Let's say I have a set of 5 markers. I am trying to find the relative distances between each marker using an augmented reality framework such as ARToolkit. In my camera feed thee first 20 frames show me the first 2 markers only so I can work out the transformation between the 2 markers. The second 20 frames show me the 2nd and 3rd markers only and so on. The last 20 frames show me the 5th and 1st markers. I want to build up a 3D map of the marker positions of all 5 markers.
My question is, knowing that there will be inaccuracies with the distances due to low quality of the video feed, how do I minimise the inaccuracies given all the information I have gathered?
My naive approach would be to use the first marker as a base point, from the first 20 frames take the mean of the transformations and place the 2nd marker and so forth for the 3rd and 4th. For the 5th marker place it inbetween the 4th and 1st by placing it in the middle of the mean of the transformations between the 5th and 1st and the 4th and 5th. This approach I feel has a bias towards the first marker placement though and doesn't take into account the camera seeing more than 2 markers per frame.
Ultimately I want my system to be able to work out the map of x number of markers. In any given frame up to x markers can appear and there are non-systemic errors due to the image quality.
Any help regarding the correct approach to this problem would be greatly appreciated.
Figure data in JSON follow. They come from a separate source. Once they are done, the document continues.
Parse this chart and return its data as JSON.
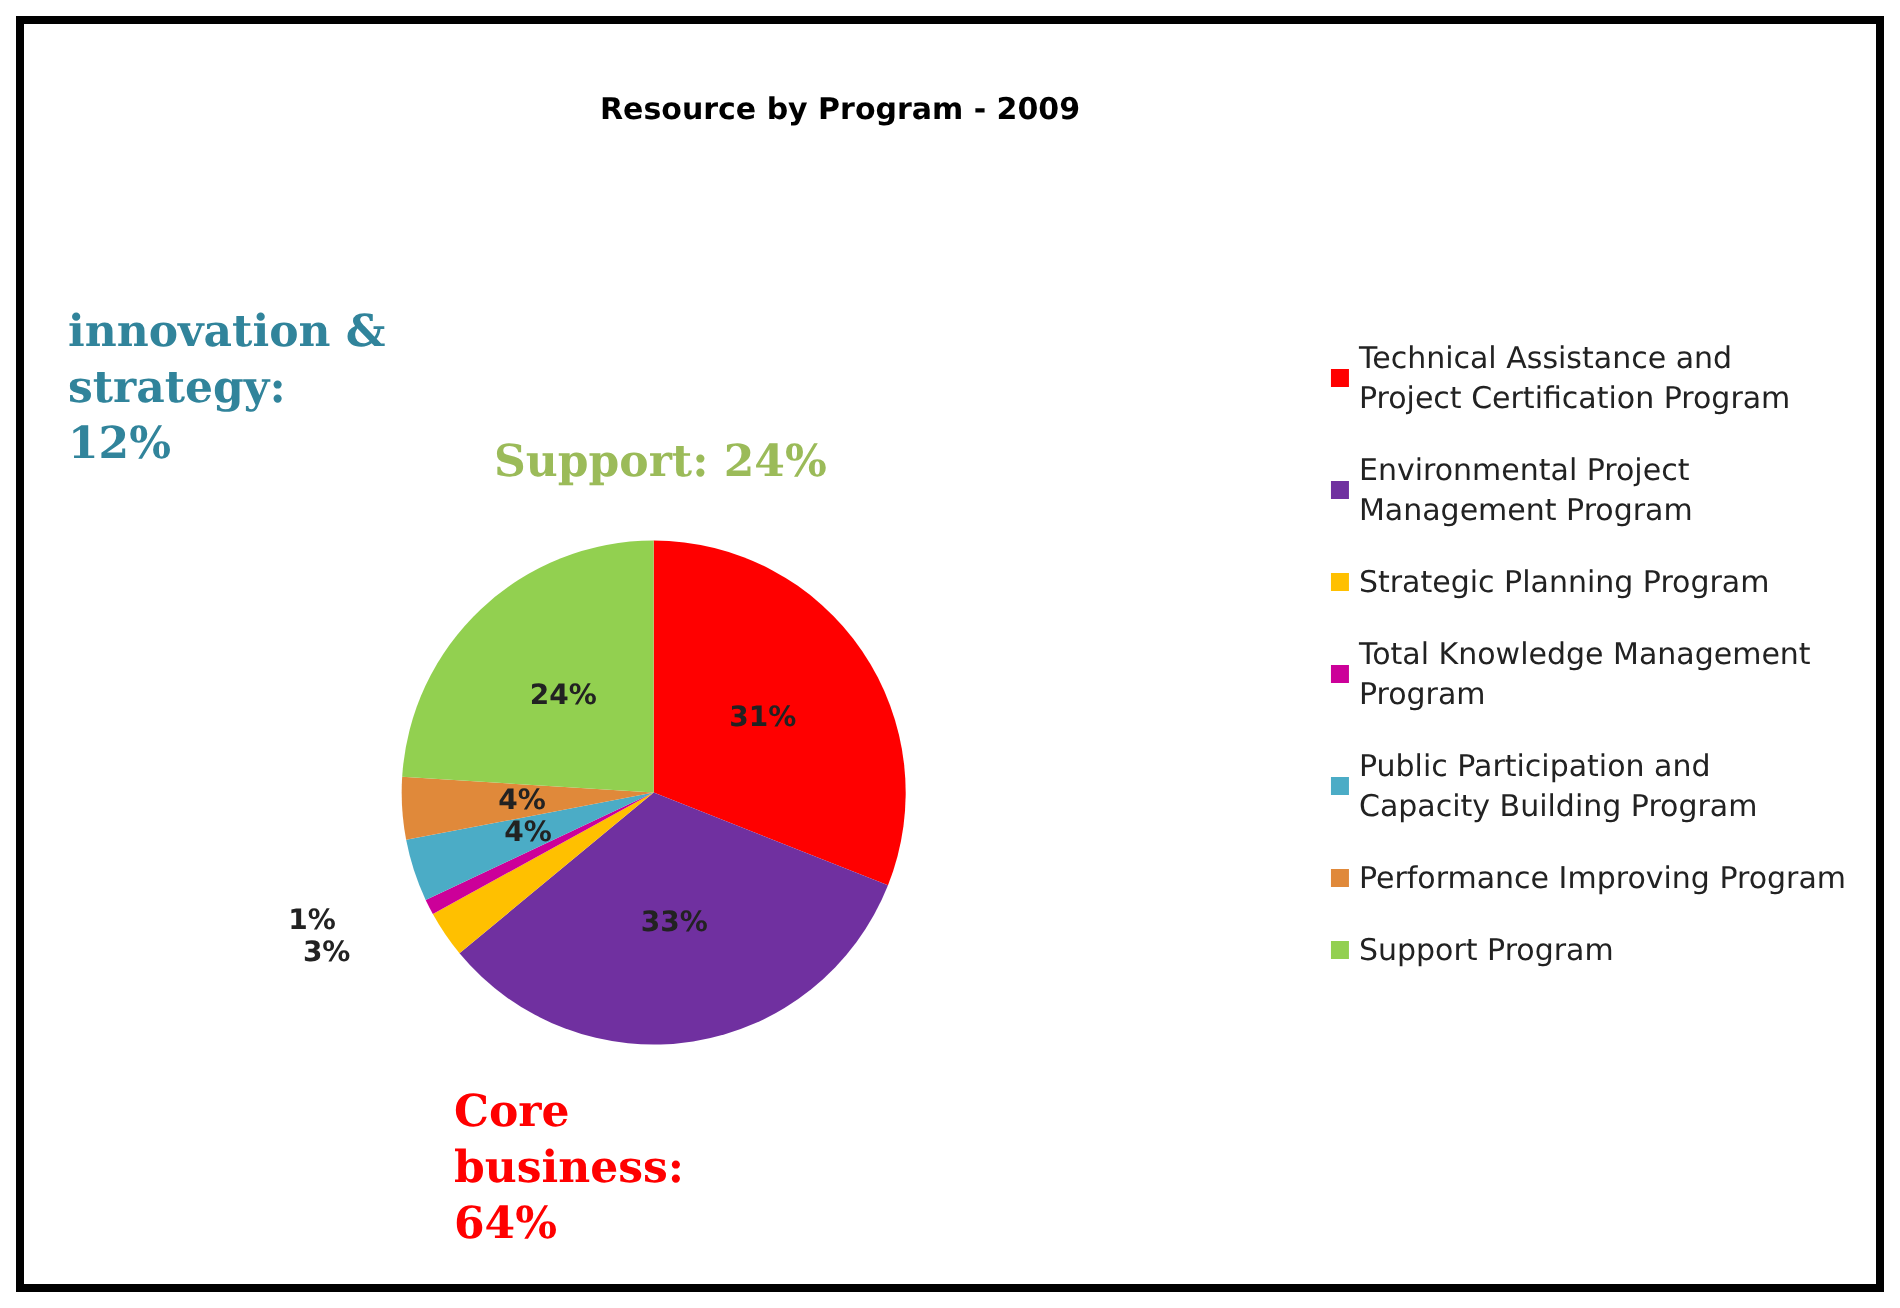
{
  "chart_data": {
    "type": "pie",
    "title": "Resource by Program - 2009",
    "categories": [
      "Technical Assistance and Project Certification Program",
      "Environmental Project Management Program",
      "Strategic Planning Program",
      "Total Knowledge Management Program",
      "Public Participation and Capacity Building Program",
      "Performance Improving Program",
      "Support Program"
    ],
    "values": [
      31,
      33,
      3,
      1,
      4,
      4,
      24
    ],
    "colors": [
      "#ff0000",
      "#7030a0",
      "#ffc000",
      "#cc0099",
      "#4bacc6",
      "#e0893a",
      "#92d050"
    ],
    "value_labels": [
      "31%",
      "33%",
      "3%",
      "1%",
      "4%",
      "4%",
      "24%"
    ],
    "annotations": [
      "innovation & strategy: 12%",
      "Support: 24%",
      "Core business: 64%"
    ],
    "legend": "right"
  }
}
Edit: More information regarding the problem:
Lets say the realworld map is as follows:
Lets say I get 100 readings for each of the transformations between the points as represented by the arrows in the image. The real values are written above the arrows.
The values I obtain have some error (assumed to follow a gaussian distribution about the actual value). For instance one of the readings obtained for marker 1 to 2 could be x:9.8 y:0.09. Given I have all these readings how do I estimate the map. The result should ideally be as close to the real values as possible.
My naive approach has the following problem. If the average of the transforms from 1 to 2 is slightly off the placement of 3 can be off even though the reading of 2 to 3 is very accurate. This problem is shown below:
The greens are the actual values, the blacks are the calculated values. The average transform of 1 to 2 is x:10 y:2.